33. I do accept that this appellant has been attending church in the UK. It seems to me more likely than not that he is doing so to bolster his claim. I am not persuaded by his oral evidence or that of his witness that he is attending Alpha classes with a view to conversion. The documentary evidence he has adduced in support of his claim is woefully inadequate."

8. The judge went on to consider, if she was wrong and the appellant was now intent on becoming a Christian, whether he would be at risk on return to Iran. For the reasons given in [35] - [41], she found that the appellant, even if interested in converting, would not do anything more than attend meetings at house churches and would not be at real risk from the authorities in Iran. She also found that the appellant would not be at risk on return as a failed asylum seeker or as someone who had left the country illegally.

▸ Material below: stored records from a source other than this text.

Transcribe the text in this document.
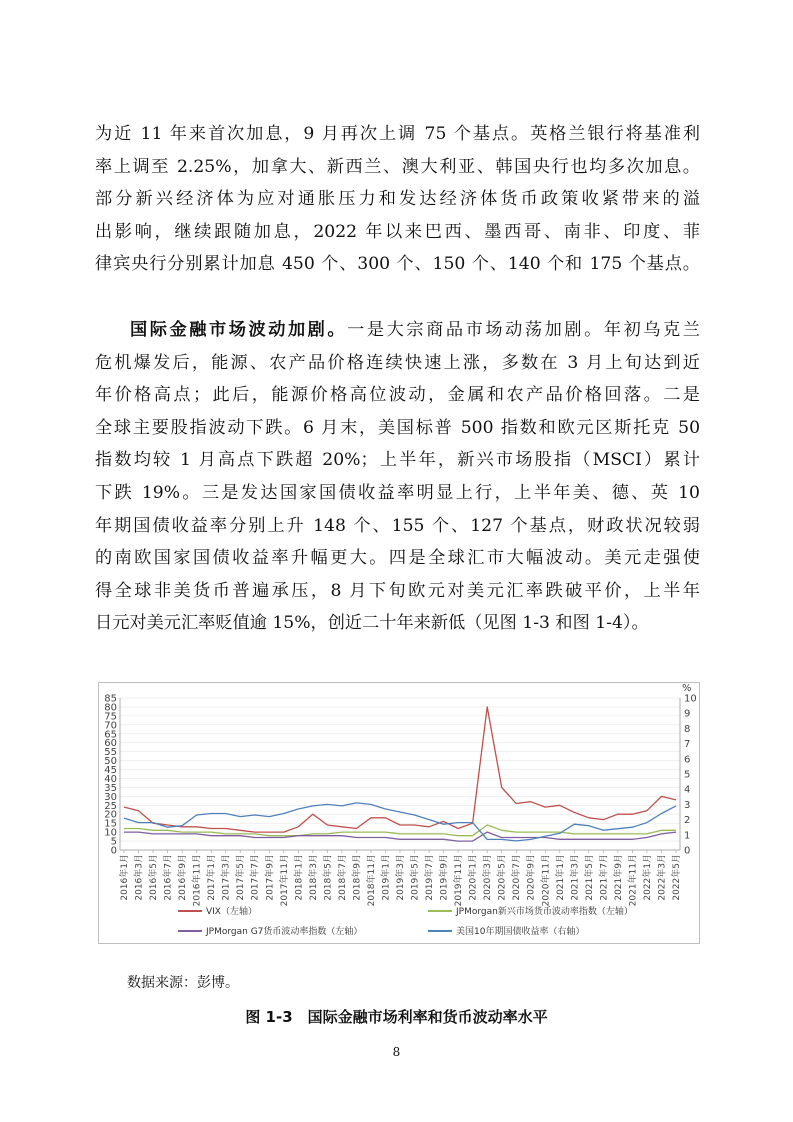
为近 11 年来首次加息，9 月再次上调 75 个基点。英格兰银行将基准利
率上调至 2.25%，加拿大、新西兰、澳大利亚、韩国央行也均多次加息。
部分新兴经济体为应对通胀压力和发达经济体货币政策收紧带来的溢
出影响，继续跟随加息，2022 年以来巴西、墨西哥、南非、印度、菲
律宾央行分别累计加息 450 个、300 个、150 个、140 个和 175 个基点。
国际金融市场波动加剧。一是大宗商品市场动荡加剧。年初乌克兰
危机爆发后，能源、农产品价格连续快速上涨，多数在 3 月上旬达到近
年价格高点；此后，能源价格高位波动，金属和农产品价格回落。二是
全球主要股指波动下跌。6 月末，美国标普 500 指数和欧元区斯托克 50
指数均较 1 月高点下跌超 20%；上半年，新兴市场股指（MSCI）累计
下跌 19%。三是发达国家国债收益率明显上行，上半年美、德、英 10
年期国债收益率分别上升 148 个、155 个、127 个基点，财政状况较弱
的南欧国家国债收益率升幅更大。四是全球汇市大幅波动。美元走强使
得全球非美货币普遍承压，8 月下旬欧元对美元汇率跌破平价，上半年
日元对美元汇率贬值逾 15%，创近二十年来新低（见图 1-3 和图 1-4）。
0
5
10
15
20
25
30
35
40
45
50
55
60
65
70
75
80
85
0
1
2
3
4
5
6
7
8
9
10
%
2016年1月 2016年3月 2016年5月 2016年7月 2016年9月 2016年11月 2017年1月 2017年3月 2017年5月 2017年7月 2017年9月 2017年11月 2018年1月 2018年3月 2018年5月 2018年7月 2018年9月 2018年11月 2019年1月 2019年3月 2019年5月 2019年7月 2019年9月 2019年11月 2020年1月 2020年3月 2020年5月 2020年7月 2020年9月 2020年11月 2021年1月 2021年3月 2021年5月 2021年7月 2021年9月 2021年11月 2022年1月 2022年3月 2022年5月
VIX（左轴）	JPMorgan新兴市场货币波动率指数（左轴）
JPMorgan G7货币波动率指数（左轴）	美国10年期国债收益率（右轴）
数据来源：彭博。
图 1-3　国际金融市场利率和货币波动率水平
8
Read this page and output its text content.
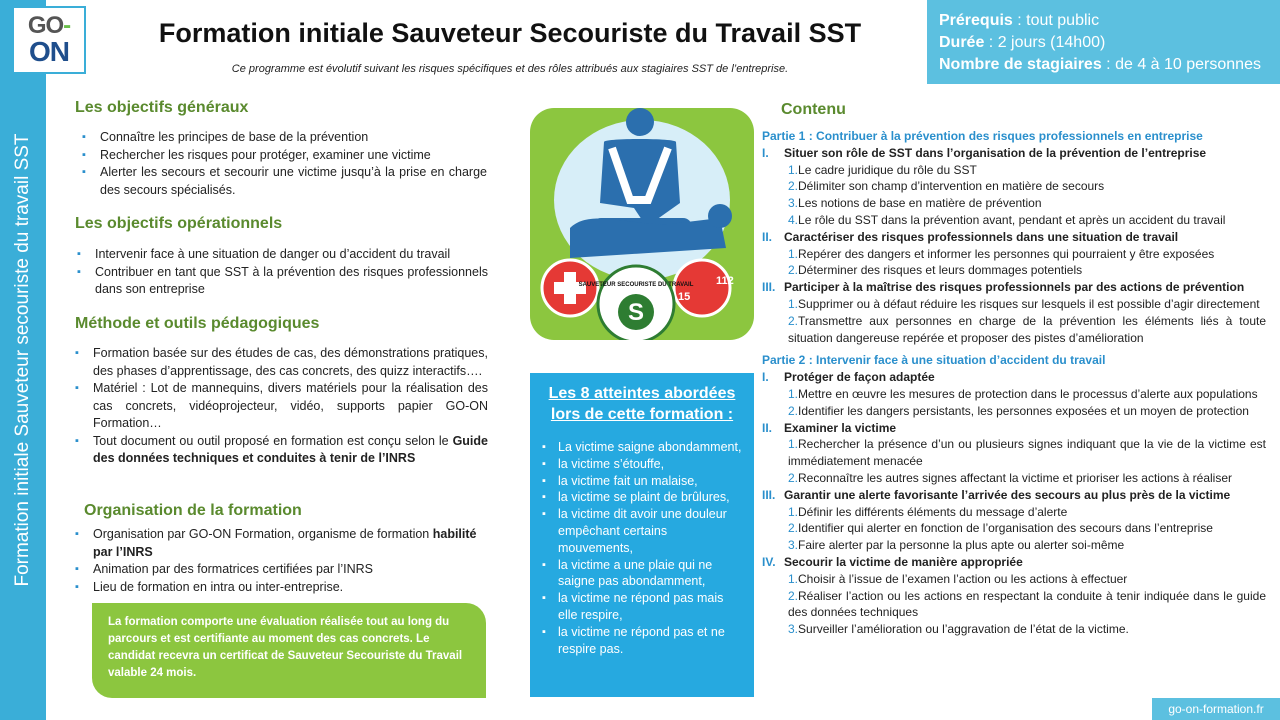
Formation initiale Sauveteur secouriste du travail SST
GO-
ON
Formation initiale Sauveteur Secouriste du Travail SST
Ce programme est évolutif suivant les risques spécifiques et des rôles attribués aux stagiaires SST de l’entreprise.
Prérequis : tout public
Durée : 2 jours (14h00)
Nombre de stagiaires : de 4 à 10 personnes
Les objectifs généraux
▪ Connaître les principes de base de la prévention
▪ Rechercher les risques pour protéger, examiner une victime
▪ Alerter les secours et secourir une victime jusqu’à la prise en charge des secours spécialisés.
Les objectifs opérationnels
▪ Intervenir face à une situation de danger ou d’accident du travail
▪ Contribuer en tant que SST à la prévention des risques professionnels dans son entreprise
Méthode et outils pédagogiques
▪ Formation basée sur des études de cas, des démonstrations pratiques, des phases d’apprentissage, des cas concrets, des quizz interactifs….
▪ Matériel : Lot de mannequins, divers matériels pour la réalisation des cas concrets, vidéoprojecteur, vidéo, supports papier GO-ON Formation…
▪ Tout document ou outil proposé en formation est conçu selon le Guide des données techniques et conduites à tenir de l’INRS
Organisation de la formation
▪ Organisation par GO-ON Formation, organisme de formation habilité par l’INRS
▪ Animation par des formatrices certifiées par l’INRS
▪ Lieu de formation en intra ou inter-entreprise.
La formation comporte une évaluation réalisée tout au long du parcours et est certifiante au moment des cas concrets. Le candidat recevra un certificat de Sauveteur Secouriste du Travail valable 24 mois.
112
15
S
SAUVETEUR SECOURISTE DU TRAVAIL
Les 8 atteintes abordées
lors de cette formation :
▪ La victime saigne abondamment,
▪ la victime s’étouffe,
▪ la victime fait un malaise,
▪ la victime se plaint de brûlures,
▪ la victime dit avoir une douleur empêchant certains mouvements,
▪ la victime a une plaie qui ne saigne pas abondamment,
▪ la victime ne répond pas mais elle respire,
▪ la victime ne répond pas et ne respire pas.
Contenu
Partie 1 : Contribuer à la prévention des risques professionnels en entreprise
I. Situer son rôle de SST dans l’organisation de la prévention de l’entreprise
1.Le cadre juridique du rôle du SST
2.Délimiter son champ d’intervention en matière de secours
3.Les notions de base en matière de prévention
4.Le rôle du SST dans la prévention avant, pendant et après un accident du travail
II. Caractériser des risques professionnels dans une situation de travail
1.Repérer des dangers et informer les personnes qui pourraient y être exposées
2.Déterminer des risques et leurs dommages potentiels
III. Participer à la maîtrise des risques professionnels par des actions de prévention
1.Supprimer ou à défaut réduire les risques sur lesquels il est possible d’agir directement
2.Transmettre aux personnes en charge de la prévention les éléments liés à toute situation dangereuse repérée et proposer des pistes d’amélioration
Partie 2 : Intervenir face à une situation d’accident du travail
I. Protéger de façon adaptée
1.Mettre en œuvre les mesures de protection dans le processus d’alerte aux populations
2.Identifier les dangers persistants, les personnes exposées et un moyen de protection
II. Examiner la victime
1.Rechercher la présence d’un ou plusieurs signes indiquant que la vie de la victime est immédiatement menacée
2.Reconnaître les autres signes affectant la victime et prioriser les actions à réaliser
III. Garantir une alerte favorisante l’arrivée des secours au plus près de la victime
1.Définir les différents éléments du message d’alerte
2.Identifier qui alerter en fonction de l’organisation des secours dans l’entreprise
3.Faire alerter par la personne la plus apte ou alerter soi-même
IV. Secourir la victime de manière appropriée
1.Choisir à l’issue de l’examen l’action ou les actions à effectuer
2.Réaliser l’action ou les actions en respectant la conduite à tenir indiquée dans le guide des données techniques
3.Surveiller l’amélioration ou l’aggravation de l’état de la victime.
go-on-formation.fr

The Grounds of Appeal and Submissions

9. In the grounds of appeal, it is argued that the judge erred in law as follows. Firstly, she erred at [20] as she accepted that the appellant had been consistent as to the core of his account but had not been clear or consistent in the details. It is argued that in the light of Chiver (1997) INLR 212 this is a material error because it goes to the credibility of the appellant's case and having accepted the core of the account, it was perverse to find that he had not been clear or consistent in the details. Secondly, the judge erred by carrying out her own research on the internet referred to at [30]. Any relevant questions could have been asked of the witness from the church and, in any event, the representatives were not made aware that the judge will be doing any such research.

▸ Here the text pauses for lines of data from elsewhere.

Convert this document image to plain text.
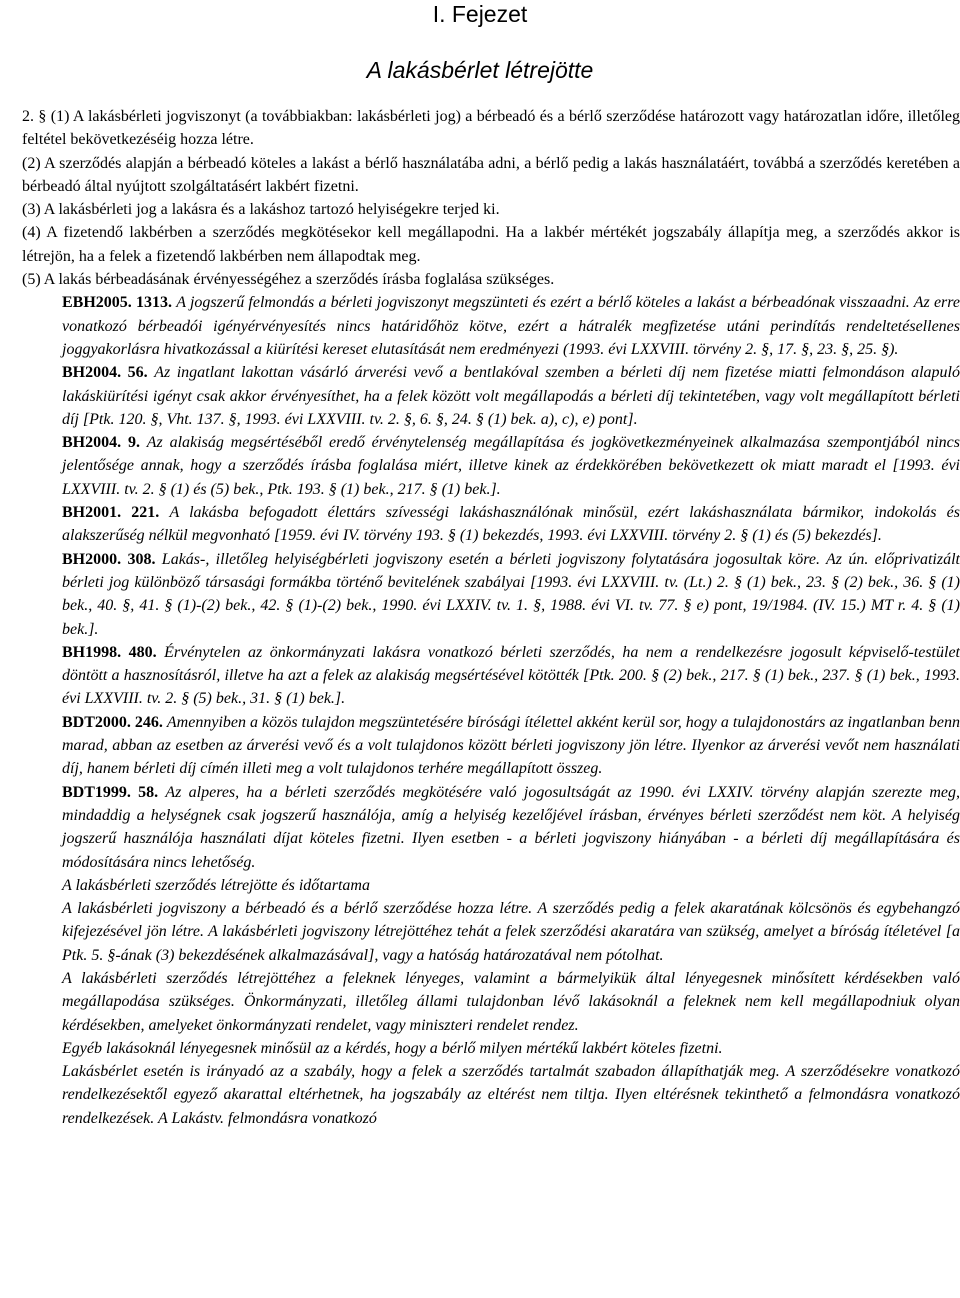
I. Fejezet
A lakásbérlet létrejötte

2. § (1) A lakásbérleti jogviszonyt (a továbbiakban: lakásbérleti jog) a bérbeadó és a bérlő szerződése határozott vagy határozatlan időre, illetőleg feltétel bekövetkezéséig hozza létre.

(2) A szerződés alapján a bérbeadó köteles a lakást a bérlő használatába adni, a bérlő pedig a lakás használatáért, továbbá a szerződés keretében a bérbeadó által nyújtott szolgáltatásért lakbért fizetni.

(3) A lakásbérleti jog a lakásra és a lakáshoz tartozó helyiségekre terjed ki.

(4) A fizetendő lakbérben a szerződés megkötésekor kell megállapodni. Ha a lakbér mértékét jogszabály állapítja meg, a szerződés akkor is létrejön, ha a felek a fizetendő lakbérben nem állapodtak meg.

(5) A lakás bérbeadásának érvényességéhez a szerződés írásba foglalása szükséges.

EBH2005. 1313. A jogszerű felmondás a bérleti jogviszonyt megszünteti és ezért a bérlő köteles a lakást a bérbeadónak visszaadni. Az erre vonatkozó bérbeadói igényérvényesítés nincs határidőhöz kötve, ezért a hátralék megfizetése utáni perindítás rendeltetésellenes joggyakorlásra hivatkozással a kiürítési kereset elutasítását nem eredményezi (1993. évi LXXVIII. törvény 2. §, 17. §, 23. §, 25. §).

BH2004. 56. Az ingatlant lakottan vásárló árverési vevő a bentlakóval szemben a bérleti díj nem fizetése miatti felmondáson alapuló lakáskiürítési igényt csak akkor érvényesíthet, ha a felek között volt megállapodás a bérleti díj tekintetében, vagy volt megállapított bérleti díj [Ptk. 120. §, Vht. 137. §, 1993. évi LXXVIII. tv. 2. §, 6. §, 24. § (1) bek. a), c), e) pont].

BH2004. 9. Az alakiság megsértéséből eredő érvénytelenség megállapítása és jogkövetkezményeinek alkalmazása szempontjából nincs jelentősége annak, hogy a szerződés írásba foglalása miért, illetve kinek az érdekkörében bekövetkezett ok miatt maradt el [1993. évi LXXVIII. tv. 2. § (1) és (5) bek., Ptk. 193. § (1) bek., 217. § (1) bek.].

BH2001. 221. A lakásba befogadott élettárs szívességi lakáshasználónak minősül, ezért lakáshasználata bármikor, indokolás és alakszerűség nélkül megvonható [1959. évi IV. törvény 193. § (1) bekezdés, 1993. évi LXXVIII. törvény 2. § (1) és (5) bekezdés].

BH2000. 308. Lakás-, illetőleg helyiségbérleti jogviszony esetén a bérleti jogviszony folytatására jogosultak köre. Az ún. előprivatizált bérleti jog különböző társasági formákba történő bevitelének szabályai [1993. évi LXXVIII. tv. (Lt.) 2. § (1) bek., 23. § (2) bek., 36. § (1) bek., 40. §, 41. § (1)-(2) bek., 42. § (1)-(2) bek., 1990. évi LXXIV. tv. 1. §, 1988. évi VI. tv. 77. § e) pont, 19/1984. (IV. 15.) MT r. 4. § (1) bek.].

BH1998. 480. Érvénytelen az önkormányzati lakásra vonatkozó bérleti szerződés, ha nem a rendelkezésre jogosult képviselő-testület döntött a hasznosításról, illetve ha azt a felek az alakiság megsértésével kötötték [Ptk. 200. § (2) bek., 217. § (1) bek., 237. § (1) bek., 1993. évi LXXVIII. tv. 2. § (5) bek., 31. § (1) bek.].

BDT2000. 246. Amennyiben a közös tulajdon megszüntetésére bírósági ítélettel akként kerül sor, hogy a tulajdonostárs az ingatlanban benn marad, abban az esetben az árverési vevő és a volt tulajdonos között bérleti jogviszony jön létre. Ilyenkor az árverési vevőt nem használati díj, hanem bérleti díj címén illeti meg a volt tulajdonos terhére megállapított összeg.

BDT1999. 58. Az alperes, ha a bérleti szerződés megkötésére való jogosultságát az 1990. évi LXXIV. törvény alapján szerezte meg, mindaddig a helységnek csak jogszerű használója, amíg a helyiség kezelőjével írásban, érvényes bérleti szerződést nem köt. A helyiség jogszerű használója használati díjat köteles fizetni. Ilyen esetben - a bérleti jogviszony hiányában - a bérleti díj megállapítására és módosítására nincs lehetőség.

A lakásbérleti szerződés létrejötte és időtartama

A lakásbérleti jogviszony a bérbeadó és a bérlő szerződése hozza létre. A szerződés pedig a felek akaratának kölcsönös és egybehangzó kifejezésével jön létre. A lakásbérleti jogviszony létrejöttéhez tehát a felek szerződési akaratára van szükség, amelyet a bíróság ítéletével [a Ptk. 5. §-ának (3) bekezdésének alkalmazásával], vagy a hatóság határozatával nem pótolhat.

A lakásbérleti szerződés létrejöttéhez a feleknek lényeges, valamint a bármelyikük által lényegesnek minősített kérdésekben való megállapodása szükséges. Önkormányzati, illetőleg állami tulajdonban lévő lakásoknál a feleknek nem kell megállapodniuk olyan kérdésekben, amelyeket önkormányzati rendelet, vagy miniszteri rendelet rendez.

Egyéb lakásoknál lényegesnek minősül az a kérdés, hogy a bérlő milyen mértékű lakbért köteles fizetni.

Lakásbérlet esetén is irányadó az a szabály, hogy a felek a szerződés tartalmát szabadon állapíthatják meg. A szerződésekre vonatkozó rendelkezésektől egyező akarattal eltérhetnek, ha jogszabály az eltérést nem tiltja. Ilyen eltérésnek tekinthető a felmondásra vonatkozó rendelkezések. A Lakástv. felmondásra vonatkozó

10. Thirdly, at [31] the judge wrongly drew an adverse inference from the fact that the appellant had not been baptised when the evidence from the witness from the church was that baptism came after the completion of the Alpha course and as he had not completed the course, he could not be baptised. Fourthly, it is argued that the judge did not properly assess the country guidance decisions referred to at the hearing and failed to take into account credible background country information identified in ground 4 supporting an argument that the appellant would be at risk on return. Fifthly, it is argued that the judge fell into error in her overall consideration of the claim and that the decision refusing permission to appeal the First-tier Tribunal was materially flawed.

11. Ms Clarke adopted her grounds. She submitted that the judge had been wrong to carry out her own research on the internet as any information she sought could have been provided by the witness from the church. She further argued that the judge had been wrong to infer from the website that the church was not active and that had clouded her assessment of the appellant's evidence. She further argued that the judge had given undue weight to the fact that the appellant had not been baptised and had failed to assess that issue in context.

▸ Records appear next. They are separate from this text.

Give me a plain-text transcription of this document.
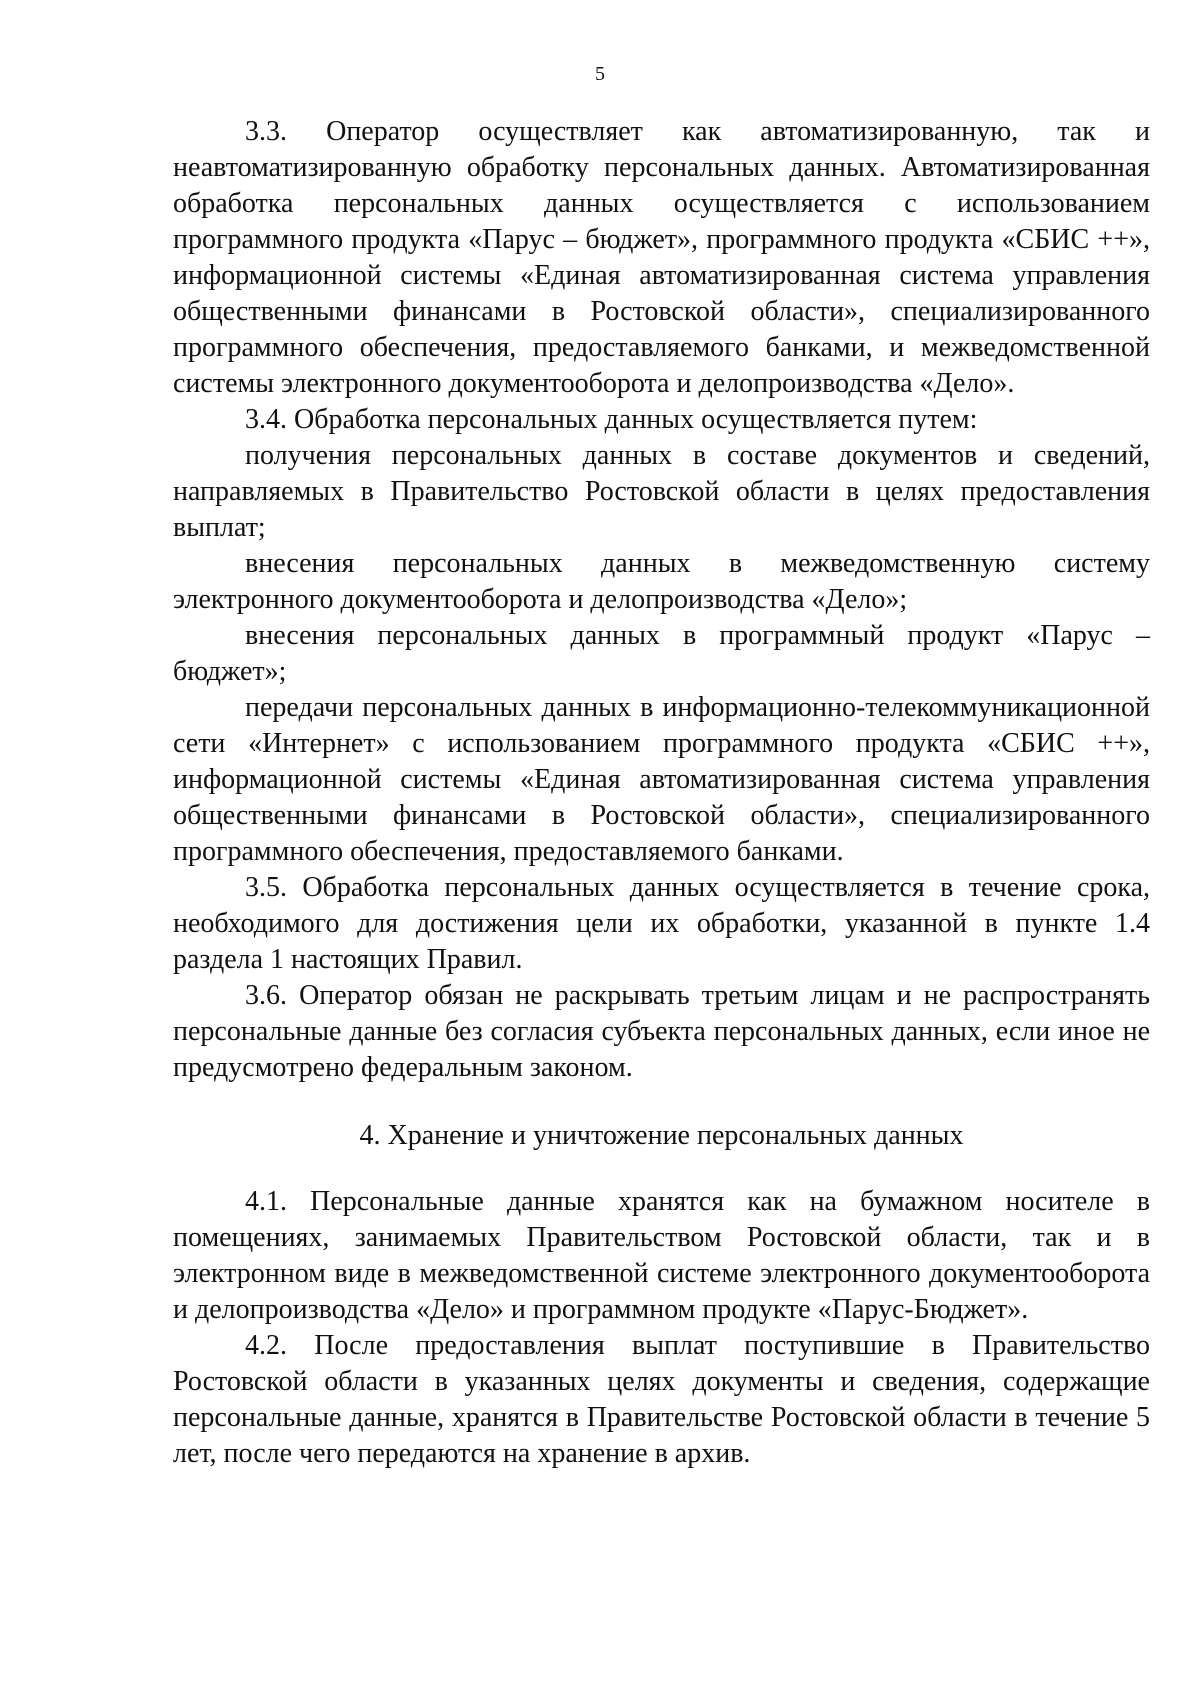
5

3.3. Оператор осуществляет как автоматизированную, так и неавтоматизированную обработку персональных данных. Автоматизированная обработка персональных данных осуществляется с использованием программного продукта «Парус – бюджет», программного продукта «СБИС ++», информационной системы «Единая автоматизированная система управления общественными финансами в Ростовской области», специализированного программного обеспечения, предоставляемого банками, и межведомственной системы электронного документооборота и делопроизводства «Дело».

3.4. Обработка персональных данных осуществляется путем:

получения персональных данных в составе документов и сведений, направляемых в Правительство Ростовской области в целях предоставления выплат;

внесения персональных данных в межведомственную систему электронного документооборота и делопроизводства «Дело»;

внесения персональных данных в программный продукт «Парус – бюджет»;

передачи персональных данных в информационно-телекоммуникационной сети «Интернет» с использованием программного продукта «СБИС ++», информационной системы «Единая автоматизированная система управления общественными финансами в Ростовской области», специализированного программного обеспечения, предоставляемого банками.

3.5. Обработка персональных данных осуществляется в течение срока, необходимого для достижения цели их обработки, указанной в пункте 1.4 раздела 1 настоящих Правил.

3.6. Оператор обязан не раскрывать третьим лицам и не распространять персональные данные без согласия субъекта персональных данных, если иное не предусмотрено федеральным законом.

4. Хранение и уничтожение персональных данных

4.1. Персональные данные хранятся как на бумажном носителе в помещениях, занимаемых Правительством Ростовской области, так и в электронном виде в межведомственной системе электронного документооборота и делопроизводства «Дело» и программном продукте «Парус-Бюджет».

4.2. После предоставления выплат поступившие в Правительство Ростовской области в указанных целях документы и сведения, содержащие персональные данные, хранятся в Правительстве Ростовской области в течение 5 лет, после чего передаются на хранение в архив.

12. Mr Deller indicated that he had concerns about the safety of the judge's findings of fact. He conceded that the judge had erred by carrying out an internet search when there had been no need to do so and had further erred by drawing an unwarranted conclusion about whether the church the appellant attended was active or not. He accepted that there was substance in the fourth ground that the judge had failed to take into account recent background evidence about circumstances facing Christian converts in Iran. For these reasons, he did not seek to resist the appeal.

The Error of Law

13. I accept that this concession is correctly made and, accordingly, I find that the judge erred in law as submitted by Ms Clarke and in particular as set out in grounds 2, 3 and 4. Both representatives accepted, and I agree, that in these circumstances the decision should be set aside and the appeal be remitted to the First-tier Tribunal for a full rehearing.

Decision

14. The First-tier Tribunal erred in law and the decision is set aside. The appeal is remitted to the First-tier Tribunal for a full rehearing by a different judge.